Moving to rural inland SoCal in our mid twenties for T's first teaching job took some adjusting. Farther from the beach, from stores and from our friends, it was now a 37 mile drive to college, where I was finishing my degree and teaching credential. but getting to Orange County was a smooth 30 minutes on a good day, not that big a deal. We liked living in our little yellow house on the hill, looking out over the citrus groves, red tailed hawks circling overhead, the manic sounds of coyotes howling and yipping into the evening darkness. We were spoiled for country living.
By the time we were ready to retire, our country life had been spoiled. Horsethief Canyon Ranch and Sycamore Creek housing developments moved in where citrus groves had been. I missed the scent of orange and lemon blossoms on my drive to work, and my 12 minute drive to work became 30 minutes, then 40 minutes, until finally I planned for an hour just in case the freeway had a problem. It took forever just to go grocery shopping, fighting the traffic, finding a parking space, waiting in long lines. Errands took hours. Cars clogged the roads. We were living in the fastest growing area in the country.

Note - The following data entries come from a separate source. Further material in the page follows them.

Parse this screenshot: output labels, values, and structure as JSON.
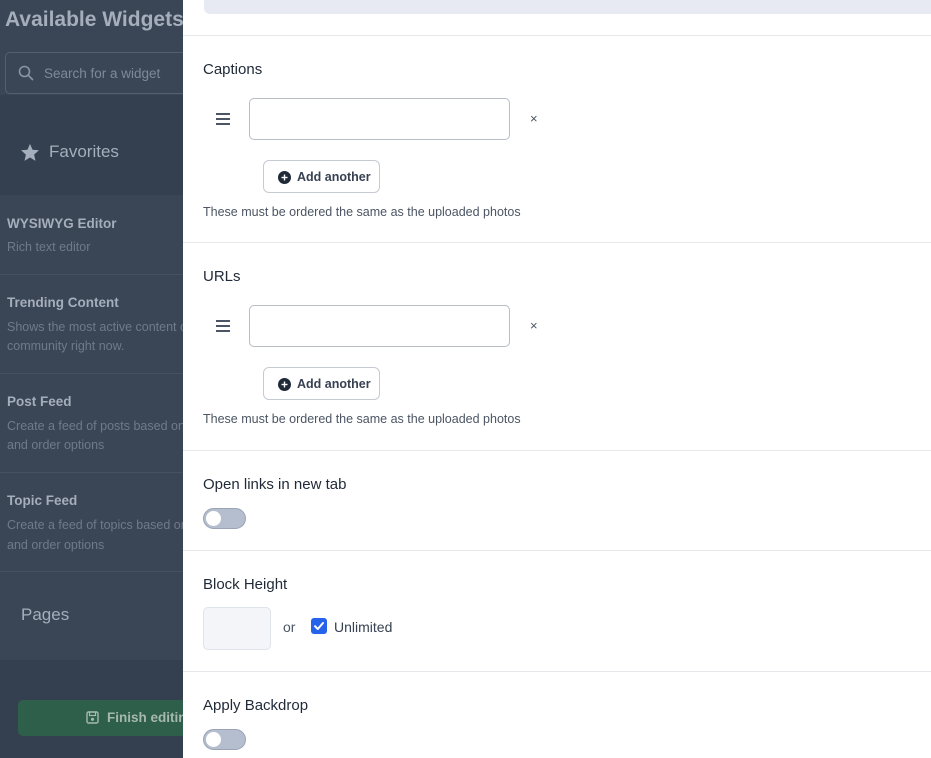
{
  "sidebar": {
    "title": "Available Widgets",
    "search_placeholder": "Search for a widget",
    "favorites_label": "Favorites",
    "widgets": [
      {
        "name": "WYSIWYG Editor",
        "desc_lines": [
          "Rich text editor"
        ]
      },
      {
        "name": "Trending Content",
        "desc_lines": [
          "Shows the most active content on the",
          "community right now."
        ]
      },
      {
        "name": "Post Feed",
        "desc_lines": [
          "Create a feed of posts based on filter",
          "and order options"
        ]
      },
      {
        "name": "Topic Feed",
        "desc_lines": [
          "Create a feed of topics based on filter",
          "and order options"
        ]
      }
    ],
    "pages_label": "Pages",
    "finish_label": "Finish editing"
  },
  "captions": {
    "label": "Captions",
    "value": "",
    "remove_symbol": "×",
    "add_label": "Add another",
    "help": "These must be ordered the same as the uploaded photos"
  },
  "urls": {
    "label": "URLs",
    "value": "",
    "remove_symbol": "×",
    "add_label": "Add another",
    "help": "These must be ordered the same as the uploaded photos"
  },
  "open_links": {
    "label": "Open links in new tab",
    "enabled": false
  },
  "block_height": {
    "label": "Block Height",
    "value": "",
    "or_text": "or",
    "unlimited_label": "Unlimited",
    "unlimited_checked": true
  },
  "apply_backdrop": {
    "label": "Apply Backdrop",
    "enabled": false
  },
  "colors": {
    "sidebar_bg": "#3a4556",
    "accent_blue": "#2563eb",
    "toggle_off": "#b5bece"
  },
  "icons": [
    "search-icon",
    "star-icon",
    "drag-handle-icon",
    "close-icon",
    "plus-circle-icon",
    "save-icon",
    "checkmark-icon"
  ]
}
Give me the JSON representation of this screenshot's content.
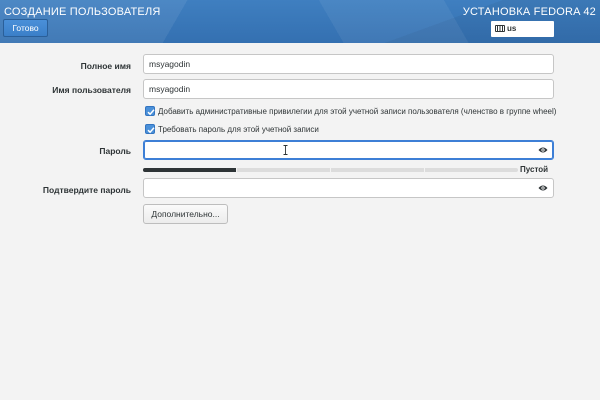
{
  "header": {
    "title": "СОЗДАНИЕ ПОЛЬЗОВАТЕЛЯ",
    "done_label": "Готово",
    "install_title": "УСТАНОВКА FEDORA 42",
    "keyboard_layout": "us",
    "background_color": "#3a78b9"
  },
  "form": {
    "full_name": {
      "label": "Полное имя",
      "value": "msyagodin"
    },
    "username": {
      "label": "Имя пользователя",
      "value": "msyagodin"
    },
    "admin_checkbox": {
      "label": "Добавить административные привилегии для этой учетной записи пользователя (членство в группе wheel)",
      "checked": true
    },
    "require_password_checkbox": {
      "label": "Требовать пароль для этой учетной записи",
      "checked": true
    },
    "password": {
      "label": "Пароль",
      "value": ""
    },
    "password_strength": {
      "label": "Пустой",
      "level": 0.25
    },
    "confirm_password": {
      "label": "Подтвердите пароль",
      "value": ""
    },
    "advanced_label": "Дополнительно..."
  },
  "colors": {
    "accent": "#4a90d9",
    "focus_border": "#3d7fd6",
    "strength_fill": "#2e3436"
  }
}
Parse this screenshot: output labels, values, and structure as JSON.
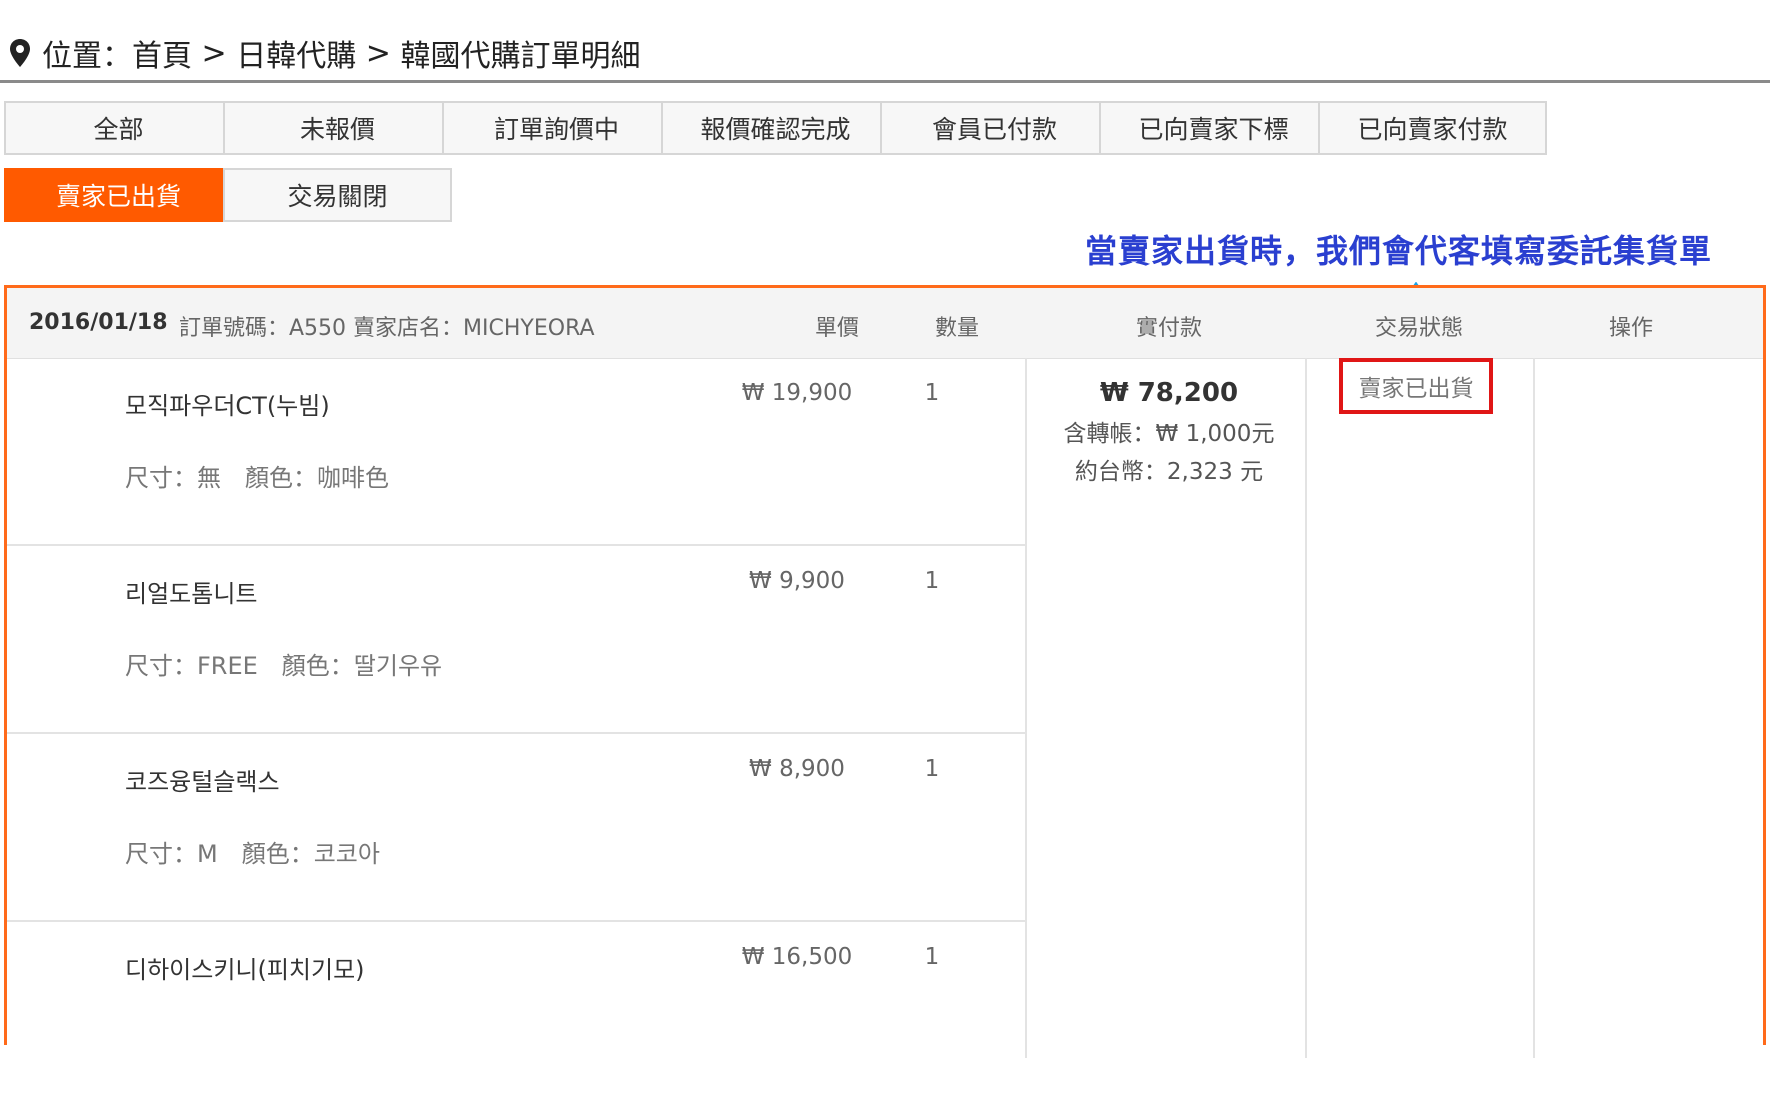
{
  "breadcrumb": {
    "prefix": "位置：",
    "items": [
      "首頁",
      "日韓代購",
      "韓國代購訂單明細"
    ],
    "separator": ">"
  },
  "tabs": [
    {
      "label": "全部",
      "active": false
    },
    {
      "label": "未報價",
      "active": false
    },
    {
      "label": "訂單詢價中",
      "active": false
    },
    {
      "label": "報價確認完成",
      "active": false
    },
    {
      "label": "會員已付款",
      "active": false
    },
    {
      "label": "已向賣家下標",
      "active": false
    },
    {
      "label": "已向賣家付款",
      "active": false
    },
    {
      "label": "賣家已出貨",
      "active": true
    },
    {
      "label": "交易關閉",
      "active": false
    }
  ],
  "annotation": "當賣家出貨時，我們會代客填寫委託集貨單",
  "order": {
    "date": "2016/01/18",
    "meta": "訂單號碼：A550 賣家店名：MICHYEORA",
    "columns": {
      "price": "單價",
      "qty": "數量",
      "paid": "實付款",
      "status": "交易狀態",
      "action": "操作"
    },
    "items": [
      {
        "name": "모직파우더CT(누빔)",
        "spec": "尺寸：無　顏色：咖啡色",
        "price": "₩ 19,900",
        "qty": "1"
      },
      {
        "name": "리얼도톰니트",
        "spec": "尺寸：FREE　顏色：딸기우유",
        "price": "₩ 9,900",
        "qty": "1"
      },
      {
        "name": "코즈융털슬랙스",
        "spec": "尺寸：M　顏色：코코아",
        "price": "₩ 8,900",
        "qty": "1"
      },
      {
        "name": "디하이스키니(피치기모)",
        "spec": "",
        "price": "₩ 16,500",
        "qty": "1"
      }
    ],
    "paid": {
      "total": "₩ 78,200",
      "transfer": "含轉帳：₩ 1,000元",
      "twd": "約台幣：2,323 元"
    },
    "status": "賣家已出貨"
  },
  "colors": {
    "accent": "#ff5a00",
    "border": "#ff6a1a",
    "status_box": "#e01616",
    "annotation": "#2a3fd0"
  }
}
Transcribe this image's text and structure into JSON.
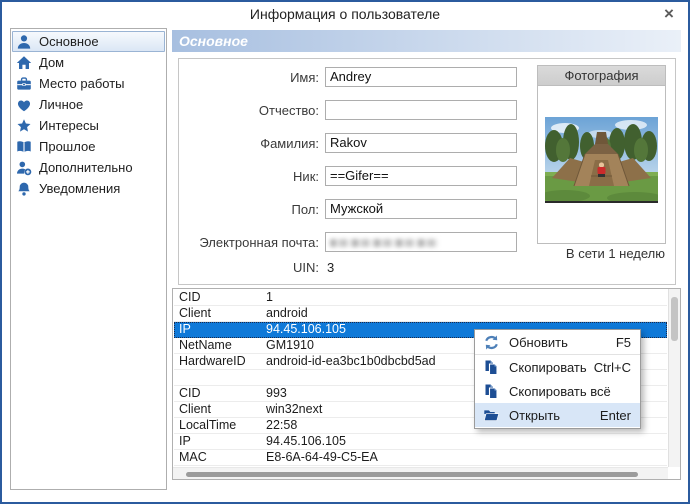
{
  "window": {
    "title": "Информация о пользователе",
    "close_glyph": "×"
  },
  "sidebar": {
    "items": [
      {
        "label": "Основное",
        "icon": "person-icon",
        "selected": true
      },
      {
        "label": "Дом",
        "icon": "home-icon"
      },
      {
        "label": "Место работы",
        "icon": "briefcase-icon"
      },
      {
        "label": "Личное",
        "icon": "heart-icon"
      },
      {
        "label": "Интересы",
        "icon": "star-icon"
      },
      {
        "label": "Прошлое",
        "icon": "book-icon"
      },
      {
        "label": "Дополнительно",
        "icon": "person-add-icon"
      },
      {
        "label": "Уведомления",
        "icon": "bell-icon"
      }
    ]
  },
  "main": {
    "section_title": "Основное",
    "form": {
      "fields": [
        {
          "label": "Имя:",
          "value": "Andrey"
        },
        {
          "label": "Отчество:",
          "value": ""
        },
        {
          "label": "Фамилия:",
          "value": "Rakov"
        },
        {
          "label": "Ник:",
          "value": "==Gifer=="
        },
        {
          "label": "Пол:",
          "value": "Мужской"
        },
        {
          "label": "Электронная почта:",
          "value": "",
          "masked": true
        }
      ],
      "uin_label": "UIN:",
      "uin_value": "3"
    },
    "photo": {
      "title": "Фотография",
      "status": "В сети 1 неделю"
    },
    "table": {
      "rows": [
        {
          "key": "CID",
          "value": "1"
        },
        {
          "key": "Client",
          "value": "android"
        },
        {
          "key": "IP",
          "value": "94.45.106.105",
          "selected": true
        },
        {
          "key": "NetName",
          "value": "GM1910"
        },
        {
          "key": "HardwareID",
          "value": "android-id-ea3bc1b0dbcbd5ad"
        },
        {
          "key": "",
          "value": ""
        },
        {
          "key": "CID",
          "value": "993"
        },
        {
          "key": "Client",
          "value": "win32next"
        },
        {
          "key": "LocalTime",
          "value": "22:58"
        },
        {
          "key": "IP",
          "value": "94.45.106.105"
        },
        {
          "key": "MAC",
          "value": "E8-6A-64-49-C5-EA"
        }
      ]
    }
  },
  "context_menu": {
    "items": [
      {
        "label": "Обновить",
        "shortcut": "F5",
        "icon": "refresh-icon",
        "separator_after": true
      },
      {
        "label": "Скопировать",
        "shortcut": "Ctrl+C",
        "icon": "copy-icon"
      },
      {
        "label": "Скопировать всё",
        "shortcut": "",
        "icon": "copy-icon"
      },
      {
        "label": "Открыть",
        "shortcut": "Enter",
        "icon": "open-folder-icon",
        "highlighted": true
      }
    ]
  },
  "colors": {
    "window_border": "#2b5b9e",
    "selection_blue": "#0f79d8",
    "sidebar_icon_blue": "#2e68ad",
    "menu_icon_blue": "#1d4e94",
    "section_header_gradient_start": "#a7bfe0",
    "section_header_gradient_end": "#eaf0f8",
    "menu_highlight": "#d8e6f7"
  }
}
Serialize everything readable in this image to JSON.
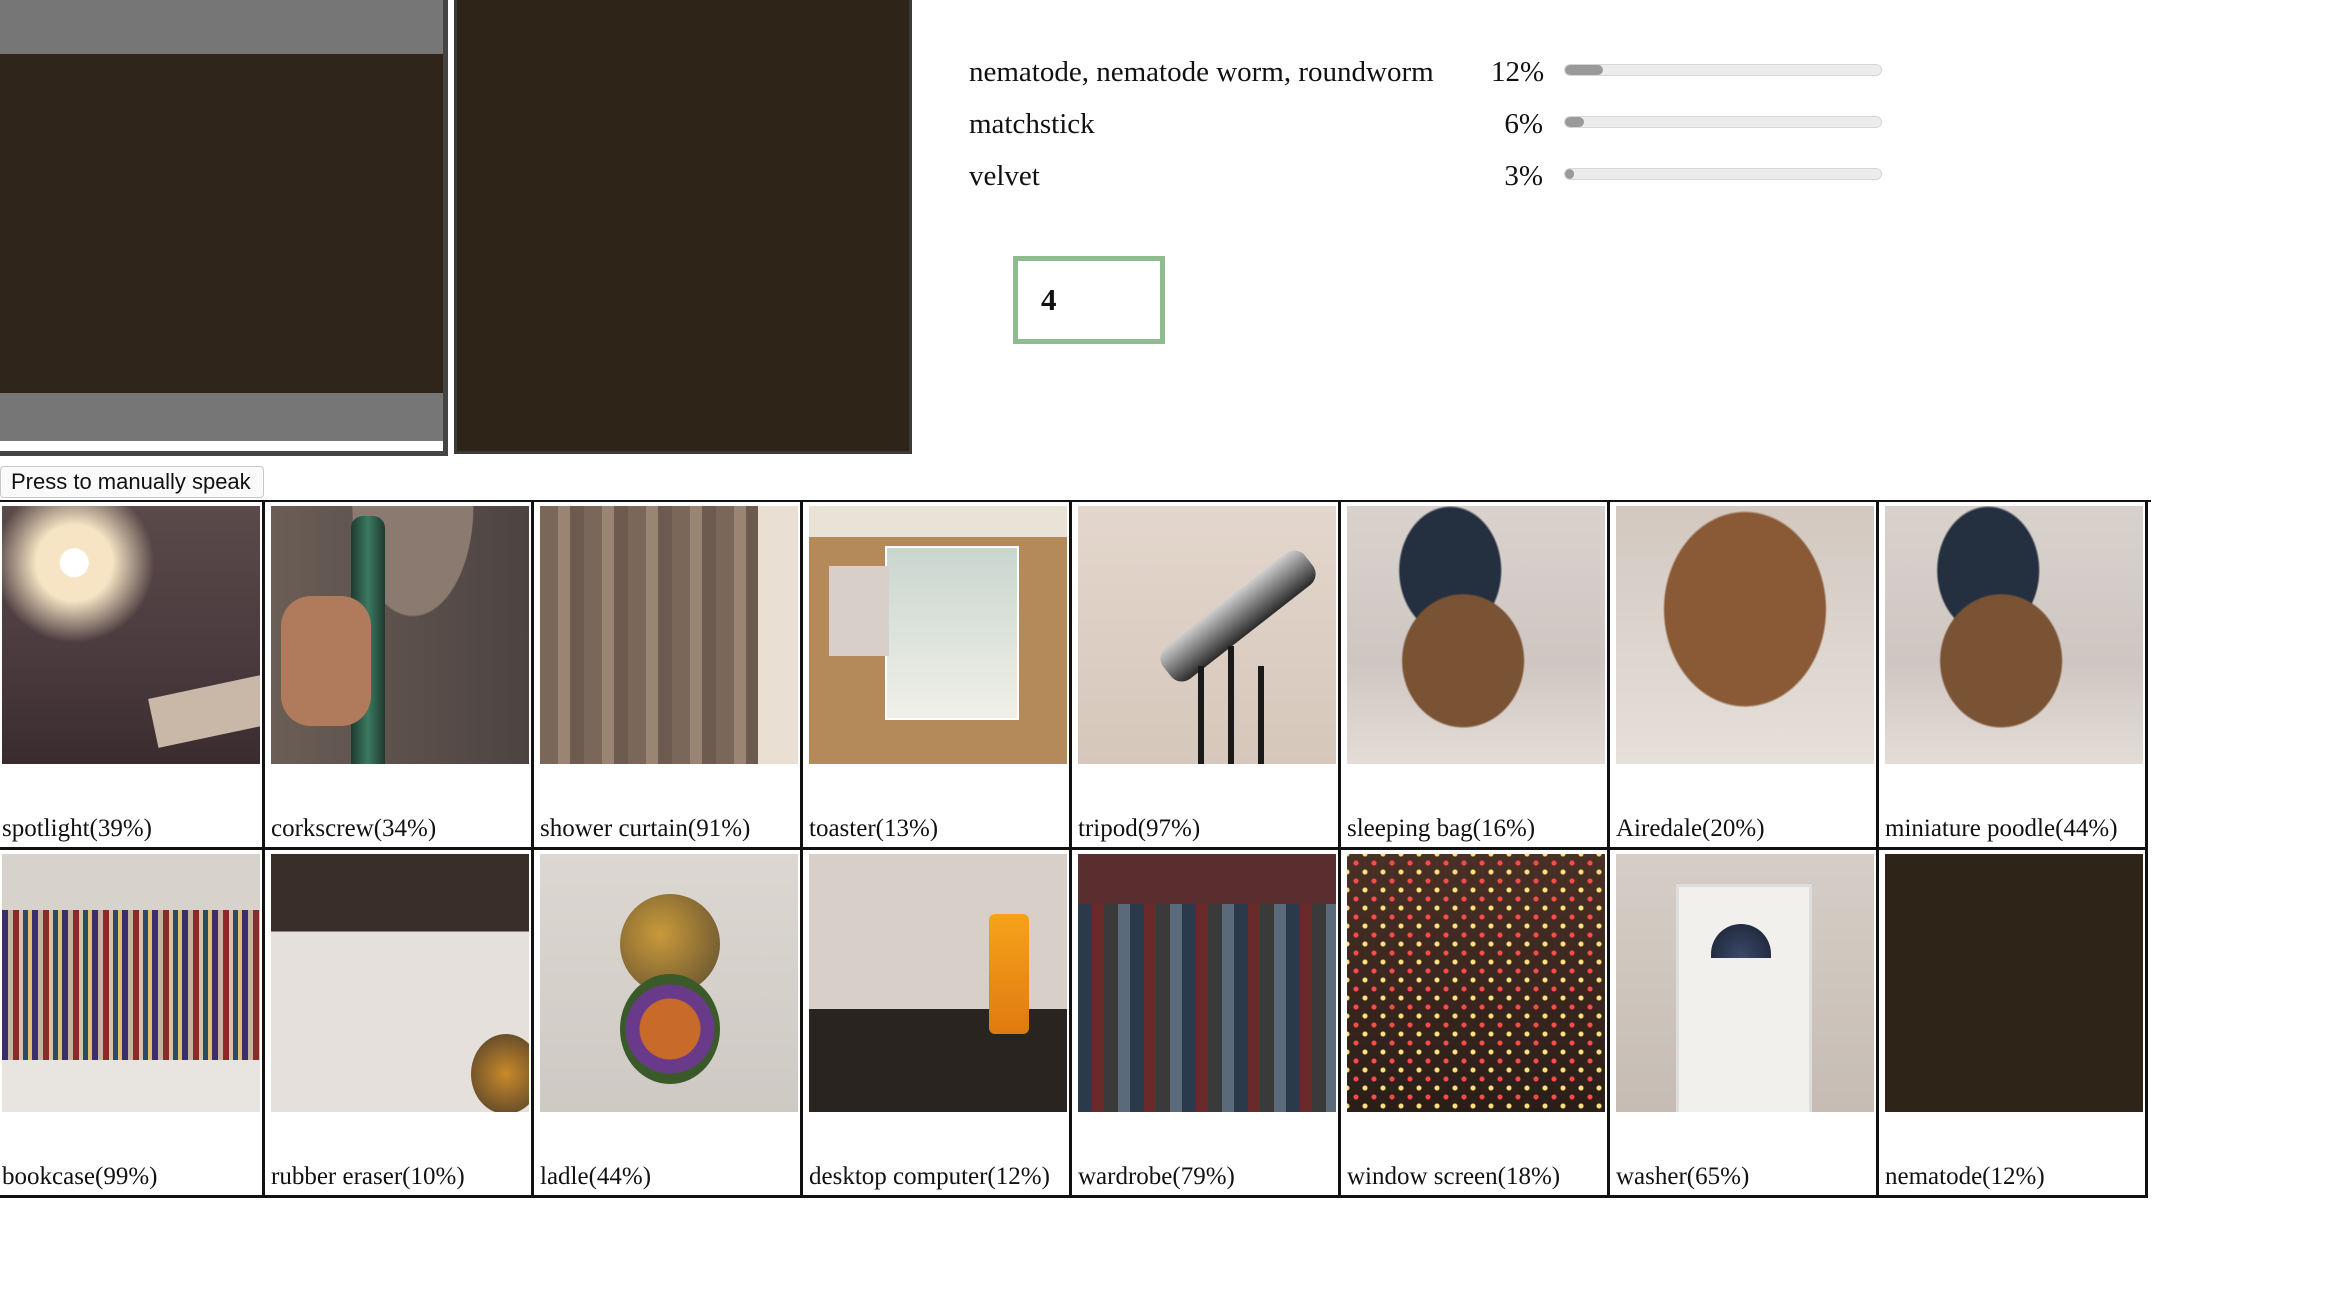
{
  "predictions": [
    {
      "label": "nematode, nematode worm, roundworm",
      "percent": "12%",
      "value": 12
    },
    {
      "label": "matchstick",
      "percent": "6%",
      "value": 6
    },
    {
      "label": "velvet",
      "percent": "3%",
      "value": 3
    }
  ],
  "counter": {
    "value": "4"
  },
  "speak_button": {
    "label": "Press to manually speak"
  },
  "gallery": [
    {
      "caption": "spotlight(39%)"
    },
    {
      "caption": "corkscrew(34%)"
    },
    {
      "caption": "shower curtain(91%)"
    },
    {
      "caption": "toaster(13%)"
    },
    {
      "caption": "tripod(97%)"
    },
    {
      "caption": "sleeping bag(16%)"
    },
    {
      "caption": "Airedale(20%)"
    },
    {
      "caption": "miniature poodle(44%)"
    },
    {
      "caption": "bookcase(99%)"
    },
    {
      "caption": "rubber eraser(10%)"
    },
    {
      "caption": "ladle(44%)"
    },
    {
      "caption": "desktop computer(12%)"
    },
    {
      "caption": "wardrobe(79%)"
    },
    {
      "caption": "window screen(18%)"
    },
    {
      "caption": "washer(65%)"
    },
    {
      "caption": "nematode(12%)"
    }
  ]
}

Where it had always been hot in inland SoCal, now it was also humid since the new homes had grassy lawns with automatic sprinklers watering nonstop. And I don't do hot and humid very well.
Our new 'hood is census designated as "frontier, " which means we're far from hospitals, food sources and jobs, with around three persons per square mile.
This is the first of three posts introducing our frontier and how we adjusted to a different culture, found new people and became much more self reliant.